My JavaScript book is out! Don't miss the opportunity to upgrade your beginner or average dev skills.

Friday, November 10, 2006

PHP and JavaScript encoding comparison table

PHP and JavaScript are used every day for sync or async interactions.

I often read functions or libraries that use JS escape function and I often read forum discussions where someone writes that to solve chars problems You need to use escape function.

That's wrong, as is the usage of urlencode instead of rawurlencode.

What's wrong on PHP urlencode function ?
urlencode works quite perfectly with different charsets but has a big problem expecially with one char, the space char " ".
This char is not escaped but is replaced with a "+" sign.
If You write an url with this sign instead of a space there are no problems but if write a response for JavaScript with this char there are different problems.

As You can see from this comparative table JavaScript escape or encode perfectly the space char but doesn't escape the plus sing "+".
This means that when You'll unsecape an urlencoded string it will convert plus sign correctly.

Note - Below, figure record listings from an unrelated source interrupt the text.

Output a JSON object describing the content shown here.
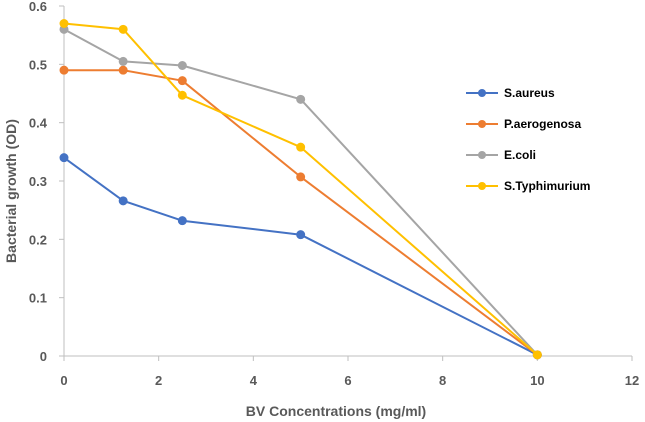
{
  "chart_data": {
    "type": "line",
    "xlabel": "BV Concentrations  (mg/ml)",
    "ylabel": "Bacterial growth (OD)",
    "xlim": [
      0,
      12
    ],
    "ylim": [
      0,
      0.6
    ],
    "x_ticks": [
      0,
      2,
      4,
      6,
      8,
      10,
      12
    ],
    "y_ticks": [
      0,
      0.1,
      0.2,
      0.3,
      0.4,
      0.5,
      0.6
    ],
    "x_tick_labels": [
      "0",
      "2",
      "4",
      "6",
      "8",
      "10",
      "12"
    ],
    "y_tick_labels": [
      "0",
      "0.1",
      "0.2",
      "0.3",
      "0.4",
      "0.5",
      "0.6"
    ],
    "grid": false,
    "legend_position": "right",
    "series": [
      {
        "name": "S.aureus",
        "color": "#4472C4",
        "x": [
          0,
          1.25,
          2.5,
          5,
          10
        ],
        "y": [
          0.34,
          0.266,
          0.232,
          0.208,
          0.002
        ]
      },
      {
        "name": "P.aerogenosa",
        "color": "#ED7D31",
        "x": [
          0,
          1.25,
          2.5,
          5,
          10
        ],
        "y": [
          0.49,
          0.49,
          0.472,
          0.307,
          0.002
        ]
      },
      {
        "name": "E.coli",
        "color": "#A5A5A5",
        "x": [
          0,
          1.25,
          2.5,
          5,
          10
        ],
        "y": [
          0.56,
          0.505,
          0.498,
          0.44,
          0.002
        ]
      },
      {
        "name": "S.Typhimurium",
        "color": "#FFC000",
        "x": [
          0,
          1.25,
          2.5,
          5,
          10
        ],
        "y": [
          0.57,
          0.56,
          0.447,
          0.358,
          0.002
        ]
      }
    ]
  }
}
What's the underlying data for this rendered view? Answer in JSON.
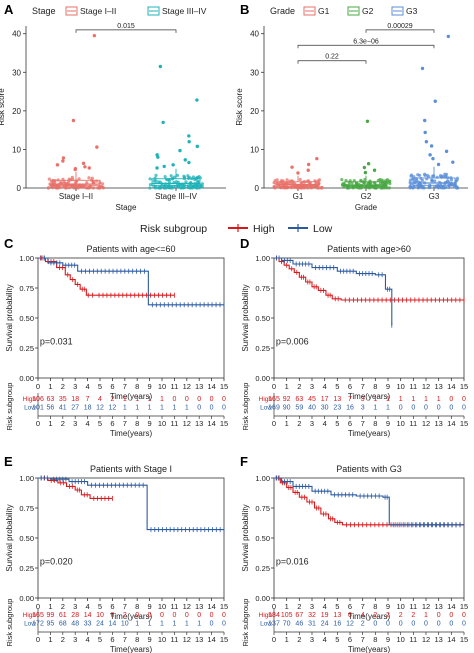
{
  "chart_data": [
    {
      "panel": "A",
      "type": "box",
      "legend_title": "Stage",
      "categories": [
        "Stage I–II",
        "Stage III–IV"
      ],
      "colors": [
        "#e8716a",
        "#1fb3b8"
      ],
      "xlabel": "Stage",
      "ylabel": "Risk score",
      "ylim": [
        0,
        42
      ],
      "yticks": [
        "0",
        "10",
        "20",
        "30",
        "40"
      ],
      "medians": [
        1.0,
        1.2
      ],
      "q1": [
        0.6,
        0.7
      ],
      "q3": [
        2.0,
        2.4
      ],
      "whisker_high": [
        4.2,
        5.0
      ],
      "outliers": [
        [
          39.5,
          17.5,
          10.6,
          7.8,
          7.0,
          6.4,
          6.0,
          5.5,
          5.2,
          5.0,
          4.8
        ],
        [
          31.5,
          22.8,
          17.0,
          13.5,
          12.0,
          10.8,
          9.7,
          8.6,
          8.0,
          7.3,
          6.6,
          6.0,
          5.6,
          5.2
        ]
      ],
      "comparisons": [
        {
          "label": "0.015",
          "from": 0,
          "to": 1,
          "y": 41
        }
      ]
    },
    {
      "panel": "B",
      "type": "box",
      "legend_title": "Grade",
      "categories": [
        "G1",
        "G2",
        "G3"
      ],
      "colors": [
        "#e8716a",
        "#4aa844",
        "#5b8fd8"
      ],
      "xlabel": "Grade",
      "ylabel": "Risk score",
      "ylim": [
        0,
        42
      ],
      "yticks": [
        "0",
        "10",
        "20",
        "30",
        "40"
      ],
      "medians": [
        0.9,
        0.8,
        1.3
      ],
      "q1": [
        0.5,
        0.5,
        0.7
      ],
      "q3": [
        1.6,
        1.6,
        2.6
      ],
      "whisker_high": [
        3.2,
        3.2,
        5.5
      ],
      "outliers": [
        [
          7.6,
          6.1,
          5.4,
          4.6,
          3.9
        ],
        [
          17.3,
          6.3,
          5.3,
          4.6,
          4.0
        ],
        [
          39.3,
          31.0,
          22.5,
          17.5,
          14.4,
          12.0,
          10.9,
          9.5,
          8.6,
          7.6,
          6.7,
          6.1
        ]
      ],
      "comparisons": [
        {
          "label": "0.00029",
          "from": 1,
          "to": 2,
          "y": 41
        },
        {
          "label": "6.3e−06",
          "from": 0,
          "to": 2,
          "y": 37
        },
        {
          "label": "0.22",
          "from": 0,
          "to": 1,
          "y": 33
        }
      ]
    },
    {
      "panel": "C",
      "type": "line",
      "step": true,
      "title": "Patients with age<=60",
      "p_value": "p=0.031",
      "xlabel": "Time(years)",
      "ylabel": "Survival probability",
      "xlim": [
        0,
        15
      ],
      "ylim": [
        0,
        1
      ],
      "xticks": [
        "0",
        "1",
        "2",
        "3",
        "4",
        "5",
        "6",
        "7",
        "8",
        "9",
        "10",
        "11",
        "12",
        "13",
        "14",
        "15"
      ],
      "yticks": [
        "0.00",
        "0.25",
        "0.50",
        "0.75",
        "1.00"
      ],
      "series": [
        {
          "name": "High",
          "x": [
            0,
            0.6,
            1.5,
            2.2,
            2.6,
            3.0,
            3.4,
            3.9,
            4.2,
            4.6,
            11.0
          ],
          "y": [
            1.0,
            0.97,
            0.92,
            0.86,
            0.82,
            0.78,
            0.74,
            0.69,
            0.69,
            0.69,
            0.69
          ]
        },
        {
          "name": "Low",
          "x": [
            0,
            0.8,
            2.0,
            3.2,
            8.9,
            15.0
          ],
          "y": [
            1.0,
            0.96,
            0.94,
            0.89,
            0.61,
            0.61
          ]
        }
      ],
      "risk_table": {
        "title": "Risk subgroup",
        "rows": [
          {
            "name": "High",
            "values": [
              "106",
              "63",
              "35",
              "18",
              "7",
              "4",
              "2",
              "1",
              "1",
              "1",
              "1",
              "0",
              "0",
              "0",
              "0",
              "0"
            ]
          },
          {
            "name": "Low",
            "values": [
              "101",
              "56",
              "41",
              "27",
              "18",
              "12",
              "12",
              "1",
              "1",
              "1",
              "1",
              "1",
              "1",
              "0",
              "0",
              "0"
            ]
          }
        ]
      }
    },
    {
      "panel": "D",
      "type": "line",
      "step": true,
      "title": "Patients with age>60",
      "p_value": "p=0.006",
      "xlabel": "Time(years)",
      "ylabel": "Survival probability",
      "xlim": [
        0,
        15
      ],
      "ylim": [
        0,
        1
      ],
      "xticks": [
        "0",
        "1",
        "2",
        "3",
        "4",
        "5",
        "6",
        "7",
        "8",
        "9",
        "10",
        "11",
        "12",
        "13",
        "14",
        "15"
      ],
      "yticks": [
        "0.00",
        "0.25",
        "0.50",
        "0.75",
        "1.00"
      ],
      "series": [
        {
          "name": "High",
          "x": [
            0,
            0.4,
            0.8,
            1.2,
            1.6,
            2.0,
            2.5,
            3.0,
            3.5,
            4.1,
            4.6,
            5.3,
            15.0
          ],
          "y": [
            1.0,
            0.97,
            0.94,
            0.91,
            0.88,
            0.84,
            0.8,
            0.76,
            0.73,
            0.69,
            0.66,
            0.65,
            0.65
          ]
        },
        {
          "name": "Low",
          "x": [
            0,
            0.6,
            1.5,
            3.0,
            5.0,
            6.5,
            8.0,
            8.8,
            9.3
          ],
          "y": [
            1.0,
            0.98,
            0.95,
            0.92,
            0.89,
            0.87,
            0.86,
            0.74,
            0.44
          ]
        }
      ],
      "risk_table": {
        "title": "Risk subgroup",
        "rows": [
          {
            "name": "High",
            "values": [
              "165",
              "92",
              "63",
              "45",
              "17",
              "13",
              "7",
              "3",
              "1",
              "1",
              "1",
              "1",
              "1",
              "1",
              "0",
              "0"
            ]
          },
          {
            "name": "Low",
            "values": [
              "169",
              "90",
              "59",
              "40",
              "30",
              "23",
              "16",
              "3",
              "1",
              "1",
              "0",
              "0",
              "0",
              "0",
              "0",
              "0"
            ]
          }
        ]
      }
    },
    {
      "panel": "E",
      "type": "line",
      "step": true,
      "title": "Patients with Stage I",
      "p_value": "p=0.020",
      "xlabel": "Time(years)",
      "ylabel": "Survival probability",
      "xlim": [
        0,
        15
      ],
      "ylim": [
        0,
        1
      ],
      "xticks": [
        "0",
        "1",
        "2",
        "3",
        "4",
        "5",
        "6",
        "7",
        "8",
        "9",
        "10",
        "11",
        "12",
        "13",
        "14",
        "15"
      ],
      "yticks": [
        "0.00",
        "0.25",
        "0.50",
        "0.75",
        "1.00"
      ],
      "series": [
        {
          "name": "High",
          "x": [
            0,
            0.8,
            1.6,
            2.3,
            3.0,
            3.5,
            4.2,
            6.0
          ],
          "y": [
            1.0,
            0.98,
            0.96,
            0.93,
            0.9,
            0.86,
            0.83,
            0.83
          ]
        },
        {
          "name": "Low",
          "x": [
            0,
            1.0,
            2.5,
            4.0,
            8.8,
            15.0
          ],
          "y": [
            1.0,
            0.99,
            0.97,
            0.94,
            0.57,
            0.57
          ]
        }
      ],
      "risk_table": {
        "title": "Risk subgroup",
        "rows": [
          {
            "name": "High",
            "values": [
              "165",
              "99",
              "61",
              "28",
              "14",
              "10",
              "6",
              "2",
              "0",
              "0",
              "0",
              "0",
              "0",
              "0",
              "0",
              "0"
            ]
          },
          {
            "name": "Low",
            "values": [
              "172",
              "95",
              "68",
              "48",
              "33",
              "24",
              "14",
              "10",
              "1",
              "1",
              "1",
              "1",
              "1",
              "1",
              "0",
              "0"
            ]
          }
        ]
      }
    },
    {
      "panel": "F",
      "type": "line",
      "step": true,
      "title": "Patients with G3",
      "p_value": "p=0.016",
      "xlabel": "Time(years)",
      "ylabel": "Survival probability",
      "xlim": [
        0,
        15
      ],
      "ylim": [
        0,
        1
      ],
      "xticks": [
        "0",
        "1",
        "2",
        "3",
        "4",
        "5",
        "6",
        "7",
        "8",
        "9",
        "10",
        "11",
        "12",
        "13",
        "14",
        "15"
      ],
      "yticks": [
        "0.00",
        "0.25",
        "0.50",
        "0.75",
        "1.00"
      ],
      "series": [
        {
          "name": "High",
          "x": [
            0,
            0.5,
            1.0,
            1.5,
            2.0,
            2.6,
            3.2,
            3.7,
            4.3,
            4.8,
            5.4,
            15.0
          ],
          "y": [
            1.0,
            0.96,
            0.92,
            0.88,
            0.84,
            0.8,
            0.75,
            0.7,
            0.66,
            0.63,
            0.61,
            0.61
          ]
        },
        {
          "name": "Low",
          "x": [
            0,
            0.6,
            1.5,
            3.0,
            4.5,
            6.5,
            8.6,
            9.1,
            15.0
          ],
          "y": [
            1.0,
            0.97,
            0.93,
            0.89,
            0.86,
            0.85,
            0.84,
            0.61,
            0.61
          ]
        }
      ],
      "risk_table": {
        "title": "Risk subgroup",
        "rows": [
          {
            "name": "High",
            "values": [
              "184",
              "105",
              "67",
              "32",
              "19",
              "13",
              "6",
              "4",
              "2",
              "2",
              "2",
              "2",
              "1",
              "0",
              "0",
              "0"
            ]
          },
          {
            "name": "Low",
            "values": [
              "137",
              "70",
              "46",
              "31",
              "24",
              "16",
              "12",
              "2",
              "0",
              "0",
              "0",
              "0",
              "0",
              "0",
              "0",
              "0"
            ]
          }
        ]
      }
    }
  ],
  "risk_legend": {
    "title": "Risk subgroup",
    "items": [
      "High",
      "Low"
    ],
    "colors": [
      "#d7191c",
      "#2c5aa0"
    ]
  }
}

To solve this simple but common problem, when You need to encode a PHP string, use always the raw version: rawurlencode.

What's wrong on JavaScript escape function ?
It has more and more problems than urlencode PHP function because it is an old function (too much) with the best encoding browsers compatibility but without unicode support.
The first point is that it doesn't escape correctly the plus sign, then if You send an escaped string with a simple addiction "1 + 2 = 3" to PHP page, it will recieve a string like this one "1 2 = 3" because PHP urldecode function converts plus sign into a space.
However, the real big problem with escape is that it doesn't support unicode and it converts "correctly" only ASCII chars.

For example at the end of comparative table You can view that escape converts only in range 0x00 - 0xFF but doesn't convert in UTF-8 compatible way every char in range 0x80 - 0xFF and produces, for example, a string like "%E0" that's not the correct multibyte utf-8 rappresentation of char #224.

If You read under this line You can see that escape cannot produce a compatible output for unicode chars in a cross language compatible way.

I mean that every multibyte char in range 0x0100 - 0xFFFF will be converted into a fake JSON rappresentation: %u0100 - %uFFFF that isn't absolutely a correct encoded char and isn't compatible with any other language or url string specs too.

You can use escape only if You send, and recieve, simple strings like [0-9a-zA-Z] with some extra char ( \w ) but isn't absolutely a portable and correct way to create iso or utf-8 PHP and JavaScript interactions.


kentaromiura said...

there is a typo in the title "encodind" instead of encoding.

Andrea Giammarchi said...

oops ... thank You :E

UNV said...

So use encodeURIComponent() instead of escape().

Anonymous said...

Do you know of a function for encoding in PHP that does the same conversion as Javascript?


Andrea Giammarchi said...

use rawurlencode with PHP and decodeURIComponent with JS

Anonymous said...

uhmmmmmm yeah it does work when displayed, but still the "+" sign appears if I try to display it on a textfield or textarea

devrim said...

saved at least a few hrs - cheers andrea!